Mountain View, California — In its ever-expanding endeavor of captivating fascinating places, Google has embarked on a trip to build the most comprehensive map of Canada’s Arctic region to date, the company announced Wednesday night.
The tech titan’s Street View team has traveled in Canada, and marks the first time that it has set foot in the Canadian territory of Nunavut, to add in roads, rivers, and lakes in the beautiful Canadian Arctic hamlet of Cambridge Bay, which is only accessible by plane or boat, according to Google spokeswoman Deanna Yick.
Image Credit: (Mashable)
Far beyond the Arctic Circle–nearing the North Pole, situated in the Canadian Arctic, you probably have not heard of the tiny hamlet called Cambridge Bay, but now you can explore it visually through the latest Google Maps Street View project, which is capturing images there for preservation in Street View’s ever-expanding global gallery.
The Cambridge Bay lies deep in the Kitikmeot Region of Nunavut in Canada’s Arctic, which is serenely “surrounded by an intricate lacework of tundra, waterways and breaking ice,” Google Earth Outreach team member Karin Tuxen-Bettman wrote in a blog post today. “High above the Arctic circle, it is a place reachable only by plane or boat. Zoom in on the map [of the area on Google Maps], and this isolated village of 1,500 people appears as only a handful of streets, with names like Omingmak (“musk ox”) Street and Tigiganiak (“fox”) Road.”
Here is a screenshot of Cambridge Bay on Google Maps:
Cambridge Bay on Google Maps (Credit: Google Maps)
In fact, that isolation and amazement is what brought Google Street View to explore the area.
“Today, we have embarked on a mission to build the most comprehensive map of Canada’s Arctic region to date,” Tuxen-Bettman wrote in a blog post today. “We are empowering a community and putting Cambridge Bay on the proverbial map of tomorrow,” Tuxen-Bettman added.
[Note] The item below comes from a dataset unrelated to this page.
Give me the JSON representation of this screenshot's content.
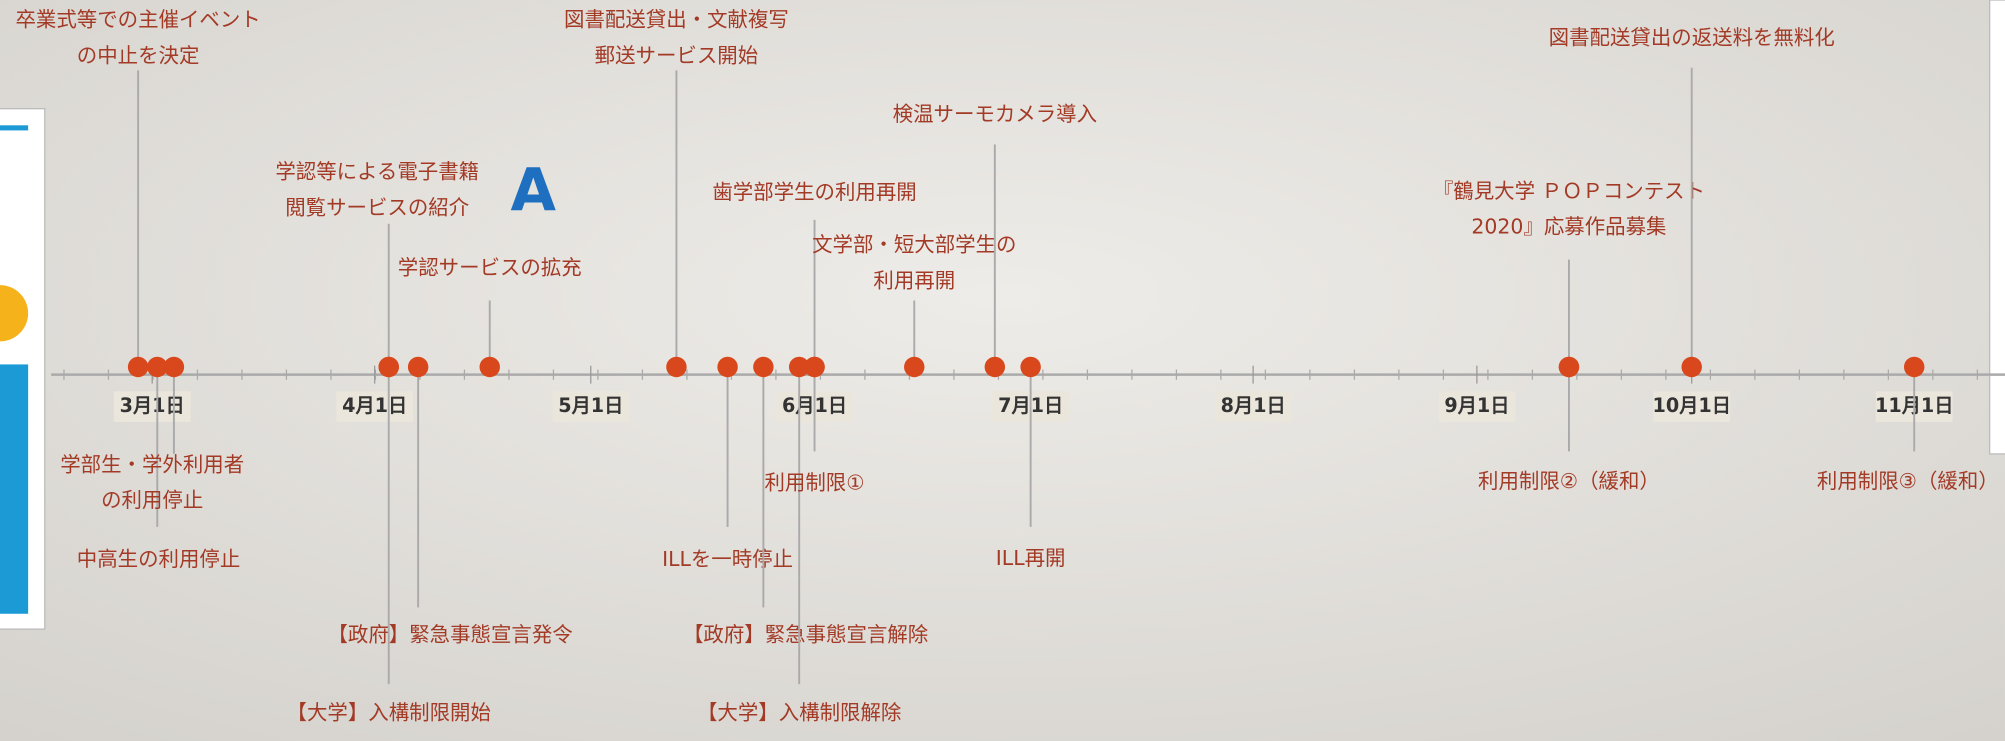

This is our first trip to the Canadian territory of Nunavut, and together with residents of Cambridge Bay and government officials, employing Google Map Maker to add roads, rivers, lakes and other points of interest — including a daycare and nine-hole golf course — to the area’s map on Wednesday. The tool, which allows locals to add their knowledge directly to Google Maps, supports Inuktitut, one of Nunavut’s official languages.
“There are 4,000 years’ worth of stories waiting to be told in the Cambridge bay area,” wrote Tuxen-Bettman. “We are setting out on an ambitious mission to tell some of those stories and to build the most comprehensive map of the region to date.”
“This is a place with immense amount of local knowledge and a rich history. By placing these tools in the hands of our people, we will tell Nunavut’s story to the world,” resident Chris Kalluk says in statement.
Kalluk hosted a MapUp event in Cambridge Bay, where community members added their input to the Google map.
To get around on the hamlet’s gravel roads in order to gather more photos, a specially-equipped Google Street View trike is being pedaled around the so that volunteers can collect additional images, according to Google.
More so, local residents, like Kalluk, will be trained to use some of the Street View equipment, so they can document other communities in Nunavut.
The Street View Trike collecting imagery of Cambridge Bay. (Image Credits: Google)
Apart from other activities, Google Maps has been busy with lots of other Street View image additions recently.
In addition to the burgeoning Google Street View collection that also includes panoramic views of notable places around the globe, including Historic Italy, California National Parks, and highlights of must-see sites in the United States, Poland, Israel, Russia and the magnificent Swiss Alps, besides a “virtual tour” of NASA’s historic Kennedy Space Center that was unveiled earlier this month.